Our rest day turned out to be just as amazing as any day of adventure we have had so far. We all know that there are few things as precious as old friend so i would like to talk about something else. The forgotten art of Hospitality. For two days, me and the boys, were showered with an abundance of it.
In the North of Sudan people don’t say thank you, they say you are welcome, as if giving is the pleasure and not taking. The Kidd family believe in the same mindset. It was never a case of counting how much they had already done but instead of how much they could do.
I owe a dept to them and all the other Samaritans who have taken me in during my travels, givers that will might never blog, that you will likely never hear of even if they have stories surpassing my own. If it was not for the selflessness of people like them, not only would my life not have been possible but it would not have been nearly as pleasurable.
Expedition’ing is in the end a humbling affair, we come in with the cameras and the death defying stunts but what do any of these things really count for in the daily life that we are all forced to life at some stage or another. It is the people who can turn everyday into a chance to give, to laugh or to experience that are the ones we should strive to be like. They are the ones who have “made it”.
I would like to close my scribbling with my favorites two quotes of the week, they followed each other in close proximity.
The customs official as we left Uganda for Rwanda wanted paperwork for our kayaks, the first occasion any of us have ever been asked for this anywhere in the world. I pointed this out to Customs to which he replied
“ How many countries have you been too?”
The number 18 popped into my head
“ Me to” he says and then points at his computers screen.
“ You tell me where is this?” Leaning back and being all proud of himself.
Ben looks over his shoulder at the family picture taken in front of the London Eye
“ Oh wow, how nice, is that your mother”
As the official turns smilingly to Ben, Chris adds
“ Your logic makes no f…… sense”


  1. Dolly Fucking Parton!! Please be advised that all previous hospitality has now gone out the fucking window. Dolly Fucking Parton!!

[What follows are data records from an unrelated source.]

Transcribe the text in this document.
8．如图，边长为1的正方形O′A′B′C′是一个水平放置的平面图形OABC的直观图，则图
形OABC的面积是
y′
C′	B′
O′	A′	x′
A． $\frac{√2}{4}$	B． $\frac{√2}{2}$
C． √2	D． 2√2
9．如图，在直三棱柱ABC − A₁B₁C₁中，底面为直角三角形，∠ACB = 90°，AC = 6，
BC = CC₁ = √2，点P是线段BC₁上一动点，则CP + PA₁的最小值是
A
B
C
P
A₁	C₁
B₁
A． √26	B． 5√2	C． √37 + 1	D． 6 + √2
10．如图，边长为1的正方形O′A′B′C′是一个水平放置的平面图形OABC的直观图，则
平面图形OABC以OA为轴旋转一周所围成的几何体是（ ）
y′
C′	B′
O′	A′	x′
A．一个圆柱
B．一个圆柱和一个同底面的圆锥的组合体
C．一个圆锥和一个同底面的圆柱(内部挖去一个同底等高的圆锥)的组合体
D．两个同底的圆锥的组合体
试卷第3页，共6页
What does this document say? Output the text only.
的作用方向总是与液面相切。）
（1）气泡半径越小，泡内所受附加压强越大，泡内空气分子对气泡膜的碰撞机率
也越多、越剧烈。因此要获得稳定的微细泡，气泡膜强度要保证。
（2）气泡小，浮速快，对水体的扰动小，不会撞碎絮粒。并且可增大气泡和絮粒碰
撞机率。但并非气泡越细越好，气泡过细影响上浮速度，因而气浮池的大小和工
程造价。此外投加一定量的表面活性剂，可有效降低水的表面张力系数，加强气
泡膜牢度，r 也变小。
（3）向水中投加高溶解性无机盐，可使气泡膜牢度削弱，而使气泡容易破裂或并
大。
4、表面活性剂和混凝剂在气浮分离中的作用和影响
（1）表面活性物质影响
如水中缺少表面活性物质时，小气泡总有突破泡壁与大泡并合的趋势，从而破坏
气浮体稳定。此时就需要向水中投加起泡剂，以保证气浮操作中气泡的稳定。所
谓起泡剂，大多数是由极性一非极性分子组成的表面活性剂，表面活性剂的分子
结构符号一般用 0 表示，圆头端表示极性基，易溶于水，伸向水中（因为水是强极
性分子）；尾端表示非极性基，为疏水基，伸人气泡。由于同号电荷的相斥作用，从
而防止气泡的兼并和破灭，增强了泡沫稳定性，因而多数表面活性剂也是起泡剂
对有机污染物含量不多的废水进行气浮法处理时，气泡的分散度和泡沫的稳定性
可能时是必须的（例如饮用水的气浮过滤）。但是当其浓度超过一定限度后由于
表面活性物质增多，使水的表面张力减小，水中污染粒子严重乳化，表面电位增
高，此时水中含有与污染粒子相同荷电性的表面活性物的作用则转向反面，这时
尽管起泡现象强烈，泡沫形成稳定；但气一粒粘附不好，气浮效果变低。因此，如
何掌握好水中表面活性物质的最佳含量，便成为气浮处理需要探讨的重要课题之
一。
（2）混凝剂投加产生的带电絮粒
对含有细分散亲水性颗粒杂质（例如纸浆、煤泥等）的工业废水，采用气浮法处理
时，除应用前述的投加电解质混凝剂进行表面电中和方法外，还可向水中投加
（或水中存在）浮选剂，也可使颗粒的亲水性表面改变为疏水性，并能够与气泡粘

  2. i apologise for my husband's crudeness above. your writing is wonderful hendri, and i'm honoured we've got a spot on this blog :o) we loved having you and we want you back again, dolly parton and all :o)
    love mrs kidd xoxo

  3. From the little I've read so far, I hope someone with the ability to do so, will see the value in publishing Hendri's pieces as a book collection.

    His writings are not a "first we did this, then we did that" adventure tale, but rather an exploration into the lives & cultures of the people & places through which Hendri was traveling. Each piece is a testament to the inherent beauty of the human spirit when put in context of hardships we all face in one form or another.

    He had a gift for drawing attention to the key factors holding any person or peoples back from living their true potential. The questions he is "asking" are deep rooted, yet he's able to convey the sense of good humor that the best of us who have suffered always turn to in hopes that each day will be better than the one before.